Fui me arrastando pelo quarto pensando que, tendo eu chegado do trabalho, tinha deveres a cumprir. Tenho uma filha de três anos e meio, que vive em meio a um tornado de desenvolvimento e os deveres são infinitos. Deitei na cama, olhos pesados, culpa batendo no peito. Sentia que deveria estar cuidando da minha pequena, logo chegaria a hora de botá-la na cama e é no meu colo que ela dorme desde sempre. Eu precisava me restabelecer, mas não conseguia relaxar.
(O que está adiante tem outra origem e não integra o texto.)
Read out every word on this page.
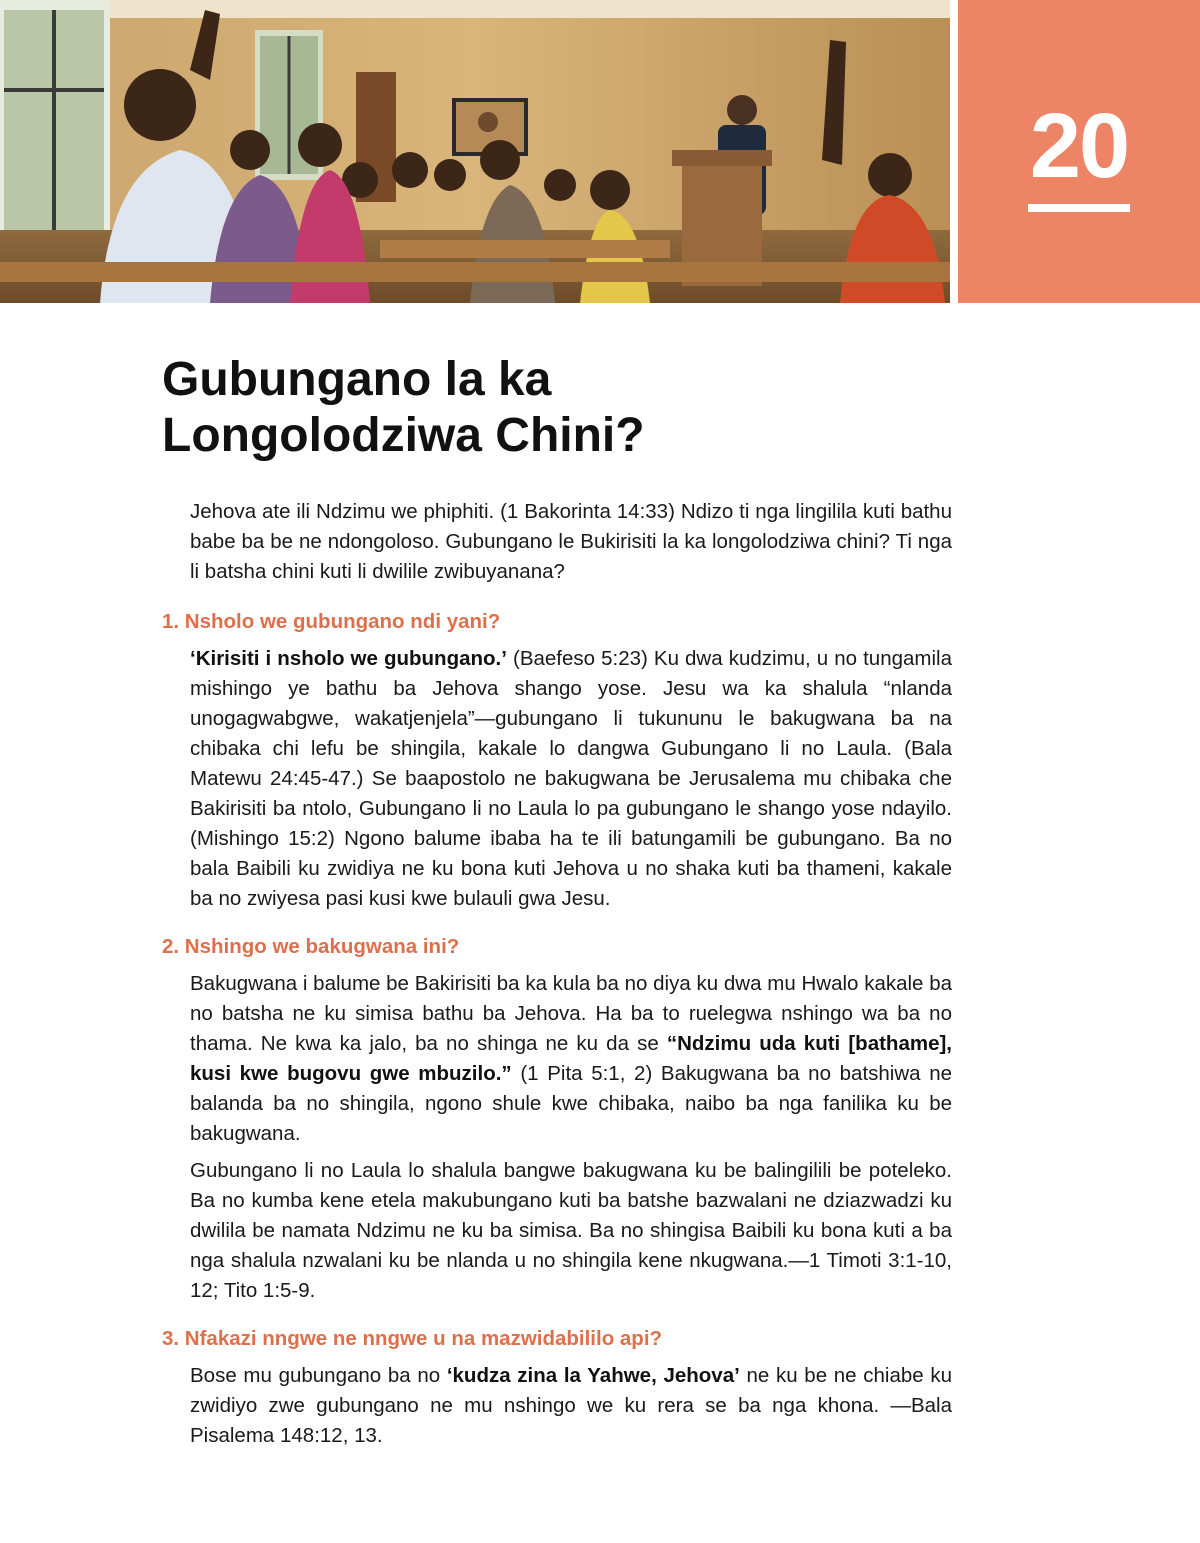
20
Gubungano la ka
Longolodziwa Chini?

Jehova ate ili Ndzimu we phiphiti. (1 Bakorinta 14:33) Ndizo ti nga lingilila kuti bathu babe ba be ne ndongoloso. Gubungano le Bukirisiti la ka longolodziwa chini? Ti nga li batsha chini kuti li dwilile zwibuyanana?

1. Nsholo we gubungano ndi yani?

‘Kirisiti i nsholo we gubungano.’ (Baefeso 5:23) Ku dwa kudzimu, u no tungamila mishingo ye bathu ba Jehova shango yose. Jesu wa ka shalula “nlanda unogagwabgwe, wakatjenjela”—gubungano li tukununu le bakugwana ba na chibaka chi lefu be shingila, kakale lo dangwa Gubungano li no Laula. (Bala Matewu 24:45-47.) Se baapostolo ne bakugwana be Jerusalema mu chibaka che Bakirisiti ba ntolo, Gubungano li no Laula lo pa gubungano le shango yose ndayilo. (Mishingo 15:2) Ngono balume ibaba ha te ili batungamili be gubungano. Ba no bala Baibili ku zwidiya ne ku bona kuti Jehova u no shaka kuti ba thameni, kakale ba no zwiyesa pasi kusi kwe bulauli gwa Jesu.

2. Nshingo we bakugwana ini?

Bakugwana i balume be Bakirisiti ba ka kula ba no diya ku dwa mu Hwalo kakale ba no batsha ne ku simisa bathu ba Jehova. Ha ba to ruelegwa nshingo wa ba no thama. Ne kwa ka jalo, ba no shinga ne ku da se “Ndzimu uda kuti [bathame], kusi kwe bugovu gwe mbuzilo.” (1 Pita 5:1, 2) Bakugwana ba no batshiwa ne balanda ba no shingila, ngono shule kwe chibaka, naibo ba nga fanilika ku be bakugwana.

Gubungano li no Laula lo shalula bangwe bakugwana ku be balingilili be poteleko. Ba no kumba kene etela makubungano kuti ba batshe bazwalani ne dziazwadzi ku dwilila be namata Ndzimu ne ku ba simisa. Ba no shingisa Baibili ku bona kuti a ba nga shalula nzwalani ku be nlanda u no shingila kene nkugwana.—1 Timoti 3:1-10, 12; Tito 1:5-9.

3. Nfakazi nngwe ne nngwe u na mazwidabililo api?

Bose mu gubungano ba no ‘kudza zina la Yahwe, Jehova’ ne ku be ne chiabe ku zwidiyo zwe gubungano ne mu nshingo we ku rera se ba nga khona. —Bala Pisalema 148:12, 13.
Não devia, mas estava atenta ao que acontecia fora da porta do quarto: carros passando, cachorro latindo, minha família conversando, Pilar gargalhando gostosamente. Aquela risada que saía dos pulmões novinhos da minha criatura foi enchendo o quarto de paz e graça, de repente aquela paz adentrou em todo meu ser. Aspirei a alegria plena da minha filha, sorri junto com ela. Ali, sozinha no escuro do quarto, deitada, deixei o prazer de viver dela me invadir e, com isso, fui entendendo que não podemos permitir que os duros dias nos guiem e façam de nós tão duros quanto.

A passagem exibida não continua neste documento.